Bu gelişme uzun zamandır konuşulan bir konuya da yansıyacak. O da İran’dan bir nükleer bomba tehdidi söz konusu olduğunda İslamabad’ın Riyad’a nükleer ya da başka silahlar temin etmesini öngören yazılı olmayan gizli bir anlaşmanın olup olmadığı konusu. Yemen krizine bakılırsa bu konunda verilmiş herhangi bir muğlak “sözün” hiçbir kıymeti harbiyesi olmayabilir. Zira Suudi Arabistan İran’ın taşeronu olarak gördüğü Husilerle savaşırken konvansiyonel kara gücü ve hava desteği göndermeyen İslamabad’ın nükleer bomba vaadine de güvenilemez.

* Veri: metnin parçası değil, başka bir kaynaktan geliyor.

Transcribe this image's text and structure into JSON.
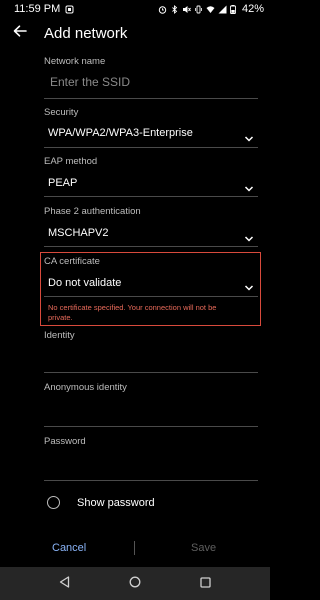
{
  "status_bar": {
    "time": "11:59 PM",
    "battery": "42%"
  },
  "header": {
    "title": "Add network"
  },
  "form": {
    "network_name": {
      "label": "Network name",
      "placeholder": "Enter the SSID"
    },
    "security": {
      "label": "Security",
      "value": "WPA/WPA2/WPA3-Enterprise"
    },
    "eap_method": {
      "label": "EAP method",
      "value": "PEAP"
    },
    "phase2": {
      "label": "Phase 2 authentication",
      "value": "MSCHAPV2"
    },
    "ca_certificate": {
      "label": "CA certificate",
      "value": "Do not validate",
      "error_line1": "No certificate specified. Your connection will not be",
      "error_line2": "private."
    },
    "identity": {
      "label": "Identity"
    },
    "anonymous_identity": {
      "label": "Anonymous identity"
    },
    "password": {
      "label": "Password"
    },
    "show_password": {
      "label": "Show password",
      "checked": false
    }
  },
  "actions": {
    "cancel": "Cancel",
    "save": "Save"
  },
  "colors": {
    "accent": "#8ab4f8",
    "error": "#d84a3c",
    "disabled": "#5f5f5f",
    "background": "#000000",
    "nav_bar": "#262626"
  },
  "icons": [
    "back-arrow-icon",
    "nav-back-icon",
    "nav-home-icon",
    "nav-recents-icon",
    "wifi-icon",
    "battery-icon",
    "bluetooth-icon",
    "alarm-icon",
    "vibrate-icon",
    "chevron-down-icon"
  ]
}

Pakistan’ın tavrı İran’ın bölgedeki etkinliğine ilişkin kaygıları da artırıyor. Parlamentodaki görüşmeler, nüfusunun yüzde 20’si Şii olan Pakistan’daki mezhepsel şiddetin önlenmesine odaklandı. Zira Pakistan’ın Yemen’deki savaşa müdahil olması muhtemelen İran’ın da katkılarıyla ülkedeki mezhepsel şiddeti tetikleyebilir. Yani Zarif arkasında büyük bir sopa saklıyordu. Bakan, İran’ın Pakistan’ın zaten kırılgan olan iç istikrarına müdahale edebileceği tehdidine hiç girmeden ev sahiplerine içeride daha fazla sıkıntı istemeyeceklerini hatırlatmış oldu.

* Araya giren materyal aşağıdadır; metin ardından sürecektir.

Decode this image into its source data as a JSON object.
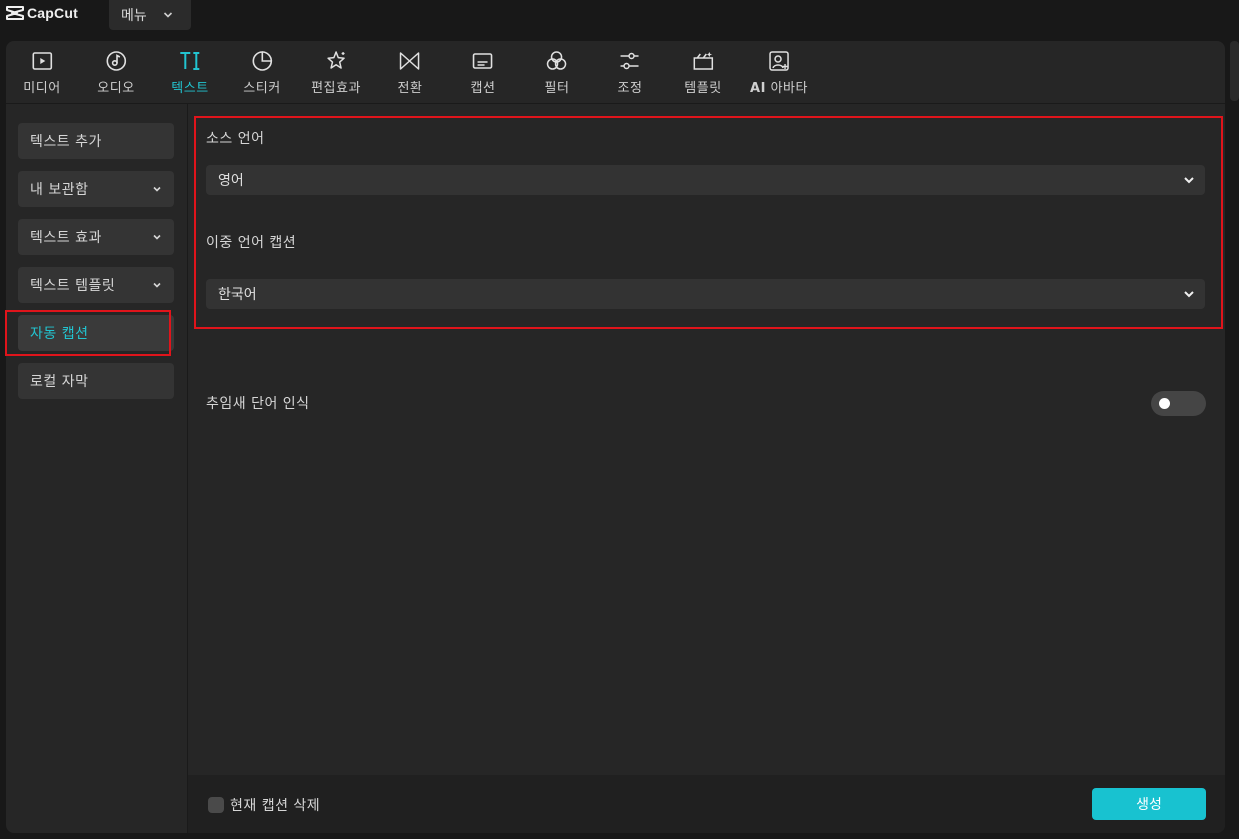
{
  "app": {
    "logo_text": "CapCut",
    "menu_label": "메뉴"
  },
  "toolbar": {
    "items": [
      {
        "label": "미디어",
        "icon": "media-icon"
      },
      {
        "label": "오디오",
        "icon": "audio-icon"
      },
      {
        "label": "텍스트",
        "icon": "text-icon",
        "active": true
      },
      {
        "label": "스티커",
        "icon": "sticker-icon"
      },
      {
        "label": "편집효과",
        "icon": "effects-icon"
      },
      {
        "label": "전환",
        "icon": "transition-icon"
      },
      {
        "label": "캡션",
        "icon": "caption-icon"
      },
      {
        "label": "필터",
        "icon": "filter-icon"
      },
      {
        "label": "조정",
        "icon": "adjust-icon"
      },
      {
        "label": "템플릿",
        "icon": "template-icon"
      },
      {
        "label_ai": "AI",
        "label_rest": " 아바타",
        "icon": "avatar-icon"
      }
    ],
    "accent_color": "#22c4d0"
  },
  "sidebar": {
    "items": [
      {
        "label": "텍스트 추가"
      },
      {
        "label": "내 보관함"
      },
      {
        "label": "텍스트 효과"
      },
      {
        "label": "텍스트 템플릿"
      },
      {
        "label": "자동 캡션",
        "active": true
      },
      {
        "label": "로컬 자막"
      }
    ]
  },
  "content": {
    "source_language_label": "소스 언어",
    "source_language_value": "영어",
    "bilingual_caption_label": "이중 언어 캡션",
    "bilingual_caption_value": "한국어",
    "filler_word_label": "추임새 단어 인식",
    "filler_word_enabled": false
  },
  "footer": {
    "delete_current_label": "현재 캡션 삭제",
    "generate_label": "생성",
    "generate_color": "#18c2d0"
  },
  "highlight_color": "#e0141b"
}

Zarif, Pakistan’a gitmeden önce Yemen savaşına girmeyen diğer önemli ülke Umman’a uğradı. Umman hava harekâtında yer almayan tek KİK üyesi. Şerif gibi Sultan Kabus da Yemen’deki çatışmaların ülke sınırlarının dışına taşmasından endişeli. Kararlı Fırtına Harekâtı başladığından beri Umman’ın Hofar vilayetinin hemen batısında yer alan bölgede hem Husiler hem de El Kaide savaşçıları kontrollerini artırdı. Husiler geçtiğimiz hafta Şabva vilayetini ele geçirirken Hadravmavt vilayetinin büyük bölümü de Arap Yarımadası’ndaki El Kaide’nin elinde. Sadece El Kaide’ye yarar sağlayacak bir bataklık Sultan’ı kaygılandırıyor.

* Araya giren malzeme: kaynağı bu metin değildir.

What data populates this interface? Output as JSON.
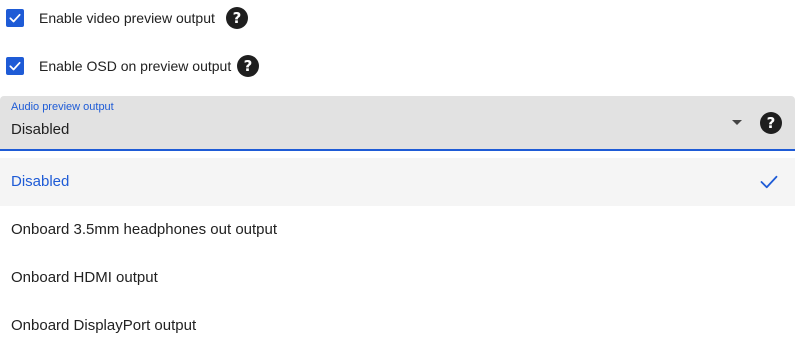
{
  "settings": {
    "video_preview": {
      "label": "Enable video preview output",
      "checked": true,
      "help_icon": "?"
    },
    "osd_preview": {
      "label": "Enable OSD on preview output",
      "checked": true,
      "help_icon": "?"
    },
    "audio_preview": {
      "label": "Audio preview output",
      "value": "Disabled",
      "help_icon": "?",
      "options": [
        {
          "label": "Disabled",
          "selected": true
        },
        {
          "label": "Onboard 3.5mm headphones out output",
          "selected": false
        },
        {
          "label": "Onboard HDMI output",
          "selected": false
        },
        {
          "label": "Onboard DisplayPort output",
          "selected": false
        }
      ]
    }
  },
  "colors": {
    "accent": "#1e5bd6",
    "field_background": "#e2e2e2",
    "selected_row": "#f5f5f5",
    "text": "#212121"
  },
  "icons": {
    "checkbox": "checkmark-icon",
    "help": "help-circle-icon",
    "dropdown": "caret-down-icon",
    "selected": "check-icon"
  }
}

İslamabad’da şimdi Pakistan’ın savaşı bitirmek için arabulucu olabileceği konuşuluyor. Pakistan önemli bir İslami güç olarak zevahiri kurtaracak ve ateşkesi sağlayıp savaşı sonlandıracak bir çözümün bulunmasına yardımcı olabilir. Ancak bunun için gerekli olan uzlaşı iradesi şu an için ne Riyad’da ne de Sana’da görülüyor.